Aber Männer haben kein Monopol auf den freimaurerischen Gedanken. Seit der Frühzeit der spekulativen Freimaurerei haben sich auch Frauen für die freimaurerischen Ideen und Organisationsformen interessiert.

 

Zuerst entstanden in der Frühzeit der Freimaurerei Adoptionslogen, die unter Aufsicht einer von Männern gebildeten Patenloge nur Frauen aufnahmen. Später sind auch selbstständige Frauenlogen und „gemischte" Logen - Logen, die sowohl Männer als auch Frauen aufnehmen - entstanden.

 

Heute gibt es weltweit und auch in Österreich Formen, in denen Frauen freimaurerisch aktiv sind.

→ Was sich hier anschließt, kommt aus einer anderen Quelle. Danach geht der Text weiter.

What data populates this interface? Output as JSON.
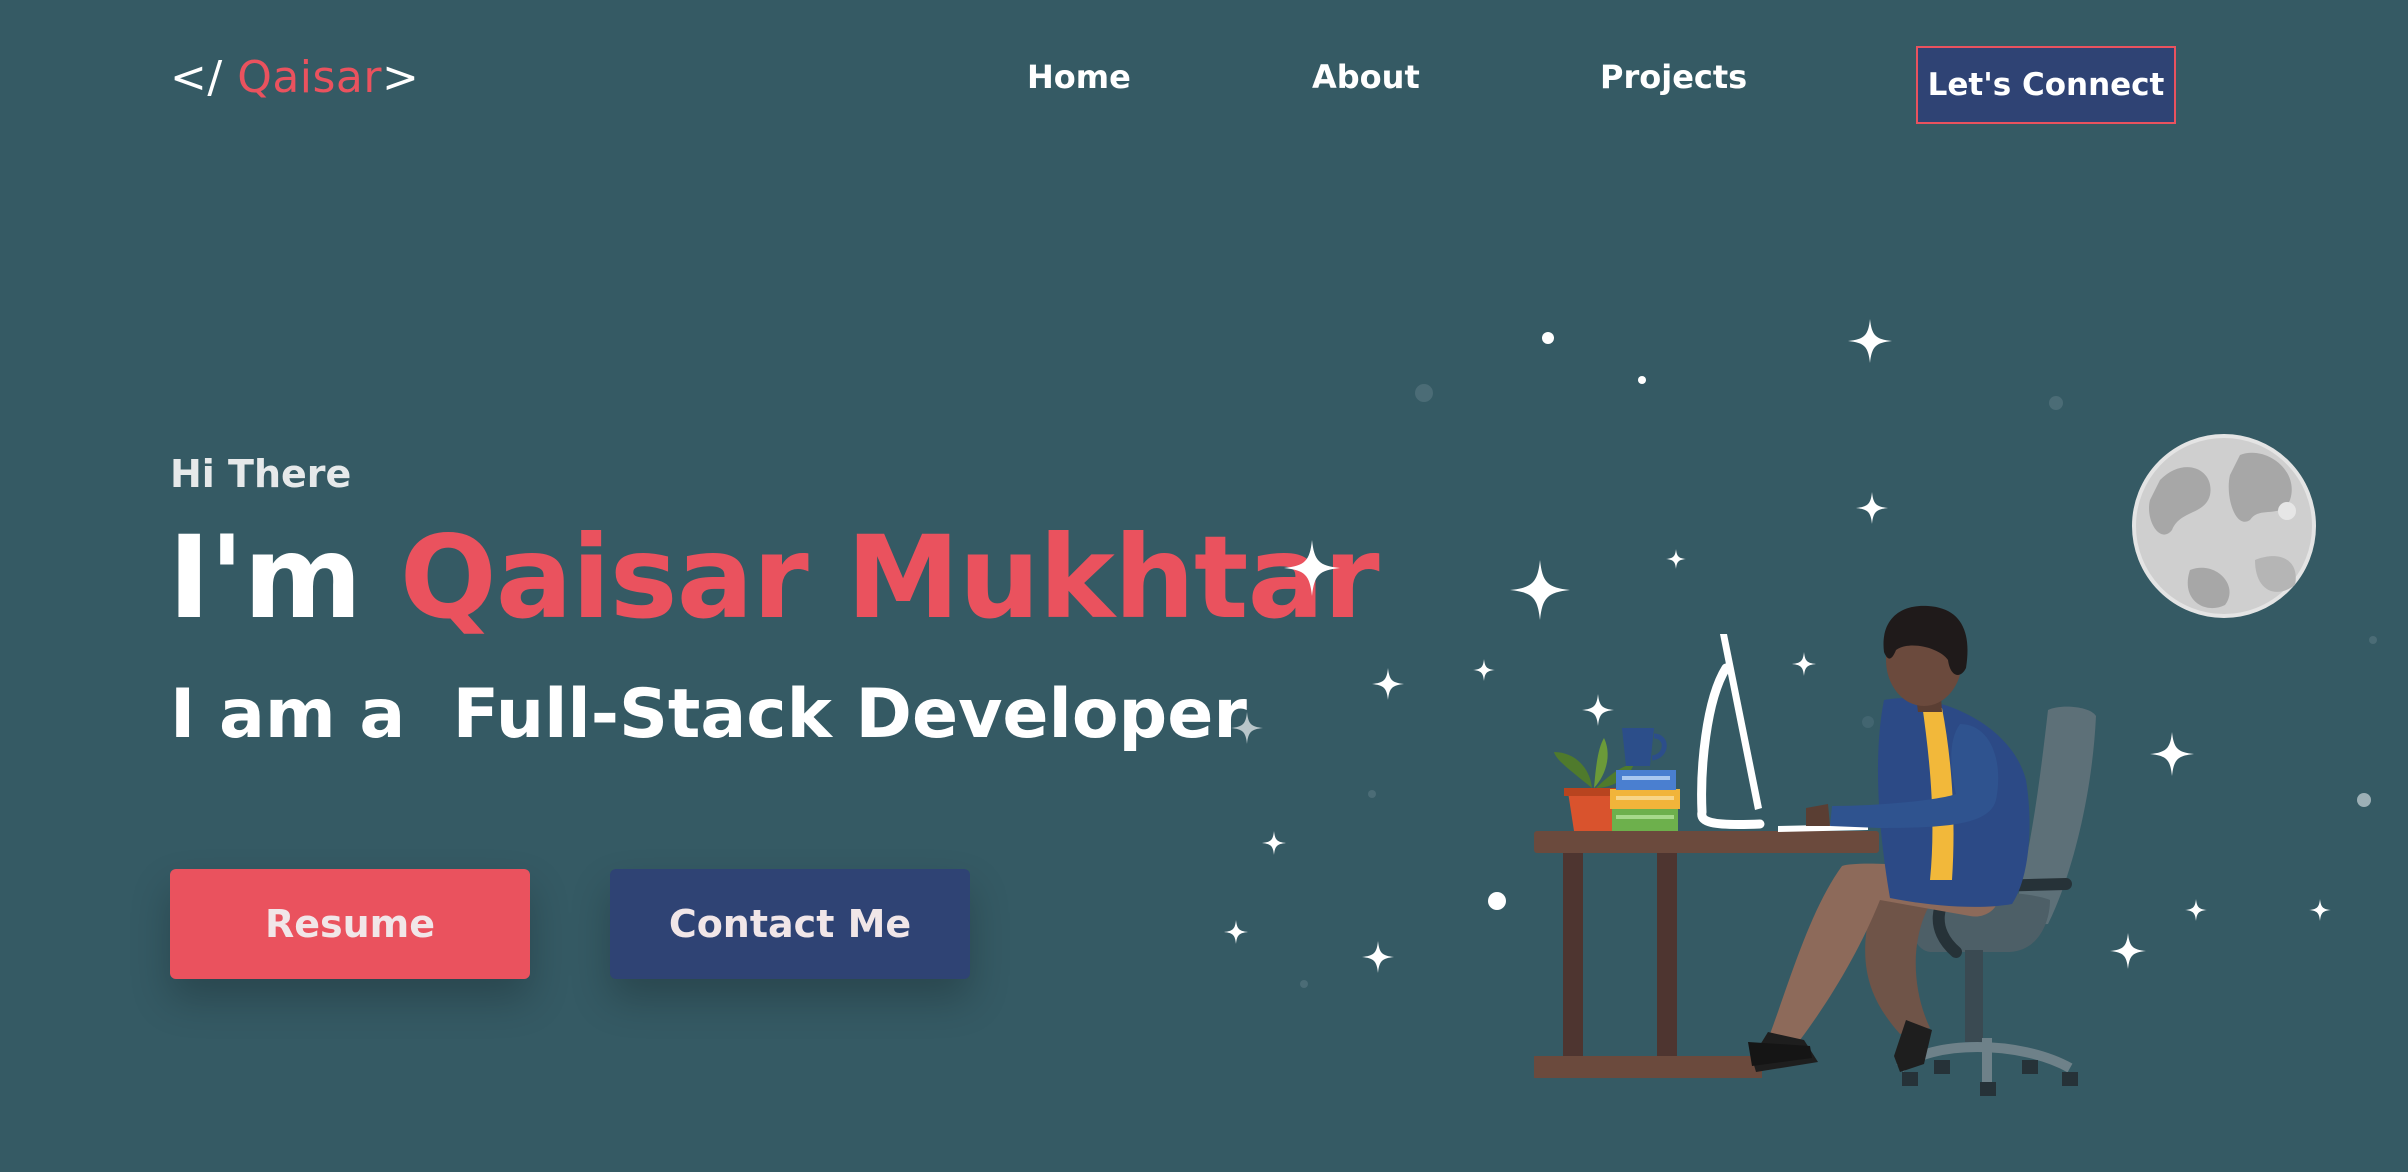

Nur die wichtigsten, die auch international tätig sind, sollen hier angeführt werden. Zu ihnen zählt der „Internationale Freimaurerorden für Männer und Frauen ‚Droit Humain’", der schon seinem Namen nach Männern und Frauen offensteht und seit 1893, der Gründung der ersten „gemischten" Loge, besteht. Ausserdem gehört die „Grande Loge Feminine de France" dazu, die in Fortführung der schon im 18. Jahrhundert existierenden „Adoptionslogen" 1945 gegründet wurde, nur Frauen aufnimmt, aber männliche Freimaurer als Besucher zulässt. Diese Grosslogen mit Sitz in Paris haben Ableger - Logen oder grosslogenähnliche Institutionen - in vielen Ländern der Welt, sodass auch sie eigene freimaurerische Systeme darstellen.

 

In diesem Zusammenhang ist auch der „Order of the Eastern Star" zu erwähnen, der 1870 in den USA als Adoptionsloge gegründet wurde, sich aber rasch international verbreitete. Seine Logen nennen sich Kapitel („chapters") und sind nur für Frauen, Töchter oder Schwestern von Freimaurern zugänglich.

 

Die Vereinigte Grossloge von England ebenso wie die Grossloge von Österreich achtet die Arbeit der Frauenlogen. Die reguläre Freimaurerei hält aber daran fest, nur Männer in ihren Reihen zu haben und gegenseitige Besuche ritueller Arbeiten zu verbieten. Das kann in einer Zeit, in der die Gleichheit und Gleichberechtigung der Geschlechter jedenfalls in den demokratischen Gesellschaften des Westens unbestrittener Konsens sind, unzeitgemäss scheinen und auf Unverständnis stossen. Nach Ansicht von Kritikern gegen den Zeitgeist zu verstossen, also „unmodern" zu sein, ist für die Freimaurerei aber kein Gesichtspunkt, der für ihre Entscheidungen eine Rolle spielt.

 

Rituell geschlechtsspezifisch zu arbeiten, ist keine Diskriminierung von Frauen und hat auch nichts mit Frauenfeindlichkeit oder Geringschätzung der Frauen zu tun. Es ist vielmehr die weise Konsequenz aus einem tiefen Verstehen menschlichen Verhaltens: Einkehr, Selbsterkenntnis und Öffnung gegenüber Fremden dürfen nicht durch geschlechtsübergreifendes Positionierungsgehabe gestört oder beeinträchtigt werden. Damit steht die Freimaurerei in der Reihe der Vereinigungen von Männern, die es zu allen Zeiten und in allen Gesellschaften gegeben hat - sie ist auch in der heutigen Zeit nicht die einzige -, und die sich, weil sie offenbar einem jenseits der sich ändernden gesellschaftlichen Verhältnisse immer vorhandenen Bedürfnis entsprechen, stets als dauerhaft und erfolgreich im Sinn der im Eingangskapitel dargestellten Zielsetzungen erwiesen haben.